How to show that $P(R)$ is contained in $\operatorname{Nil}(R)$ (where $R$ is a noncommutative ring with identity)?
Definitions I am using:
- A nil right ideal is one whose elements are all nilpotent.
- A prime ideal is a two sided ideal which satisfies the property: $aRb$ contained in $I$ implies $a$ is in $I$ or $b$ is in $I$.
- $P(R)$ is the intersection of all prime ideals.
- $\operatorname{Nil}(R)$ is the sum of all right nil ideals of $R$.
This is easy since $P(R)$ is a nil ideal. Happily, this can be seen using ideas from the commutative theory.
Proof
Suppose to the contrary that $x\in P(R)$ isn't nilpotent.
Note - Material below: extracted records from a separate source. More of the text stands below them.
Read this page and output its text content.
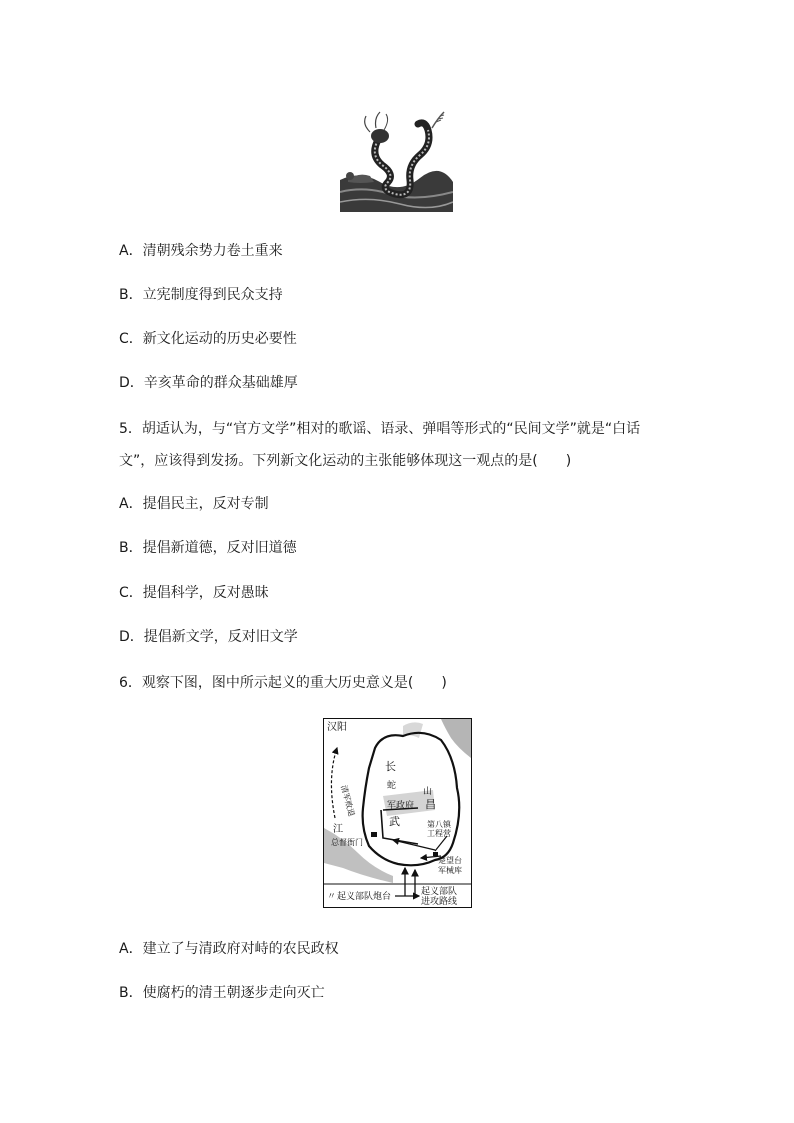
A．清朝残余势力卷土重来
B．立宪制度得到民众支持
C．新文化运动的历史必要性
D．辛亥革命的群众基础雄厚
5．胡适认为，与“官方文学”相对的歌谣、语录、弹唱等形式的“民间文学”就是“白话
文”，应该得到发扬。下列新文化运动的主张能够体现这一观点的是(　　)
A．提倡民主，反对专制
B．提倡新道德，反对旧道德
C．提倡科学，反对愚昧
D．提倡新文学，反对旧文学
6．观察下图，图中所示起义的重大历史意义是(　　)
汉阳
长
清军败退	蛇
山
军政府
武
昌
江
总督衙门
第八镇
工程营
楚望台
军械库
〃 起义部队炮台	起义部队
进攻路线
A．建立了与清政府对峙的农民政权
B．使腐朽的清王朝逐步走向灭亡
Then $\{1,x,x^2,x^3\dots\}$ is a multiplicatively closed system disjoint from $\{0\}$. Using the usual Zorn's lemma argument, find an ideal $I$ which is maximal with respect to being disjoint from the powers of $x$.
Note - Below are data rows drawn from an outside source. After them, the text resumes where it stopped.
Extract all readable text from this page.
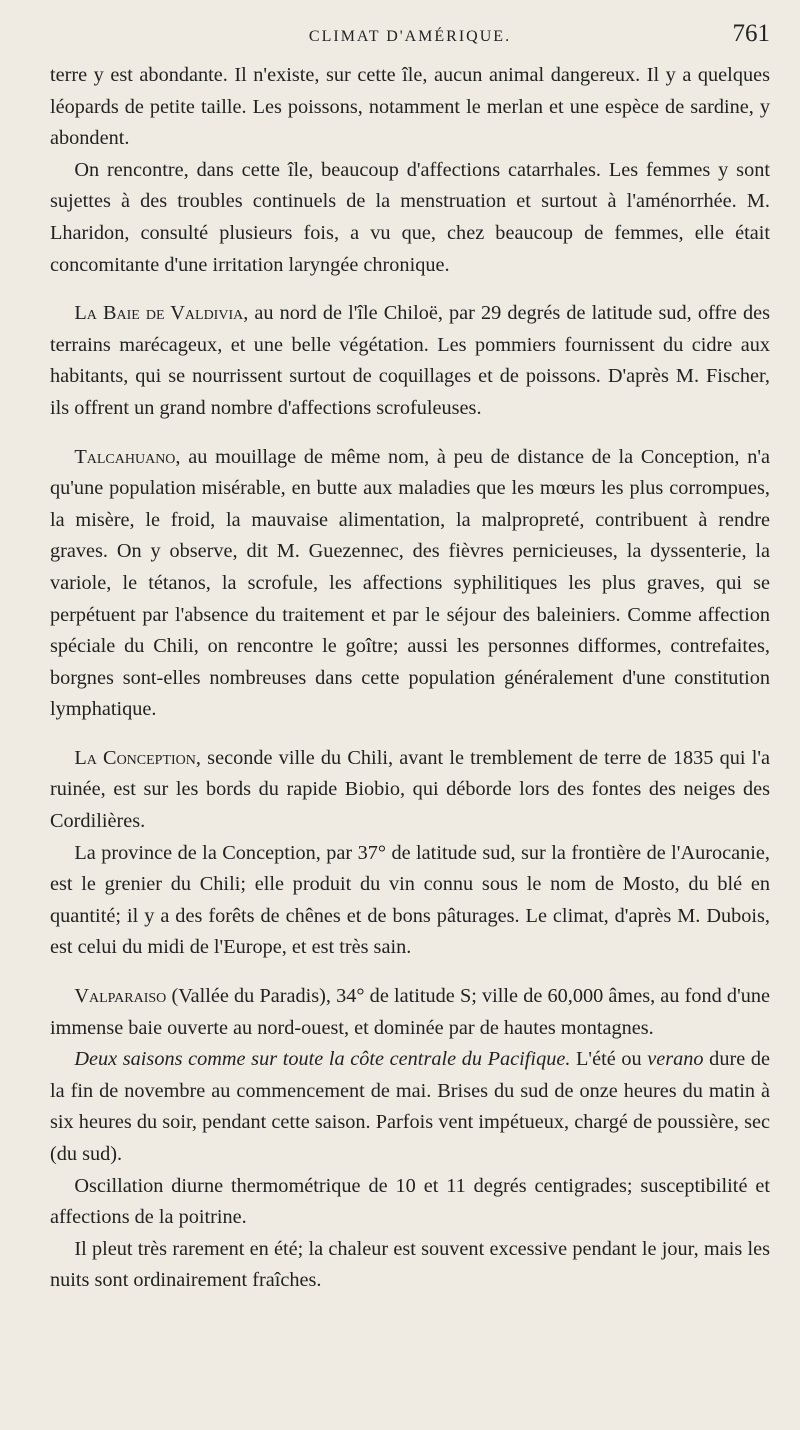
CLIMAT D'AMÉRIQUE.	761

terre y est abondante. Il n'existe, sur cette île, aucun animal dangereux. Il y a quelques léopards de petite taille. Les poissons, notamment le merlan et une espèce de sardine, y abondent.

On rencontre, dans cette île, beaucoup d'affections catarrhales. Les femmes y sont sujettes à des troubles continuels de la menstruation et surtout à l'aménorrhée. M. Lharidon, consulté plusieurs fois, a vu que, chez beaucoup de femmes, elle était concomitante d'une irritation laryngée chronique.

La Baie de Valdivia, au nord de l'île Chiloë, par 29 degrés de latitude sud, offre des terrains marécageux, et une belle végétation. Les pommiers fournissent du cidre aux habitants, qui se nourrissent surtout de coquillages et de poissons. D'après M. Fischer, ils offrent un grand nombre d'affections scrofuleuses.

Talcahuano, au mouillage de même nom, à peu de distance de la Conception, n'a qu'une population misérable, en butte aux maladies que les mœurs les plus corrompues, la misère, le froid, la mauvaise alimentation, la malpropreté, contribuent à rendre graves. On y observe, dit M. Guezennec, des fièvres pernicieuses, la dyssenterie, la variole, le tétanos, la scrofule, les affections syphilitiques les plus graves, qui se perpétuent par l'absence du traitement et par le séjour des baleiniers. Comme affection spéciale du Chili, on rencontre le goître; aussi les personnes difformes, contrefaites, borgnes sont-elles nombreuses dans cette population généralement d'une constitution lymphatique.

La Conception, seconde ville du Chili, avant le tremblement de terre de 1835 qui l'a ruinée, est sur les bords du rapide Biobio, qui déborde lors des fontes des neiges des Cordilières.

La province de la Conception, par 37° de latitude sud, sur la frontière de l'Aurocanie, est le grenier du Chili; elle produit du vin connu sous le nom de Mosto, du blé en quantité; il y a des forêts de chênes et de bons pâturages. Le climat, d'après M. Dubois, est celui du midi de l'Europe, et est très sain.

Valparaiso (Vallée du Paradis), 34° de latitude S; ville de 60,000 âmes, au fond d'une immense baie ouverte au nord-ouest, et dominée par de hautes montagnes.

Deux saisons comme sur toute la côte centrale du Pacifique. L'été ou verano dure de la fin de novembre au commencement de mai. Brises du sud de onze heures du matin à six heures du soir, pendant cette saison. Parfois vent impétueux, chargé de poussière, sec (du sud).

Oscillation diurne thermométrique de 10 et 11 degrés centigrades; susceptibilité et affections de la poitrine.

Il pleut très rarement en été; la chaleur est souvent excessive pendant le jour, mais les nuits sont ordinairement fraîches.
We first contend that $I$ is a prime ideal. Let $aRb\subseteq I$ with $a,b\notin I$. By maximality, $x^n\in RaR+I$ for some $n$, and $x^k\in RbR+I$ for some $k$. But then $x^{n+k}\in(RaR+I)(RbR+I)\subseteq I$, a contradiction. Thus at least one of $a,b$ is in $I$, proving the primeness of $I$.
But the existence of this prime ideal $I$ disjoint from the powers of $x$ witnesses that $x\notin P(R)$, which is a contradiction. Therefore $x$ is nilpotent.
Thus $P(R)$ is a nil ideal, and is thus trivially contained in $Nil(R)$.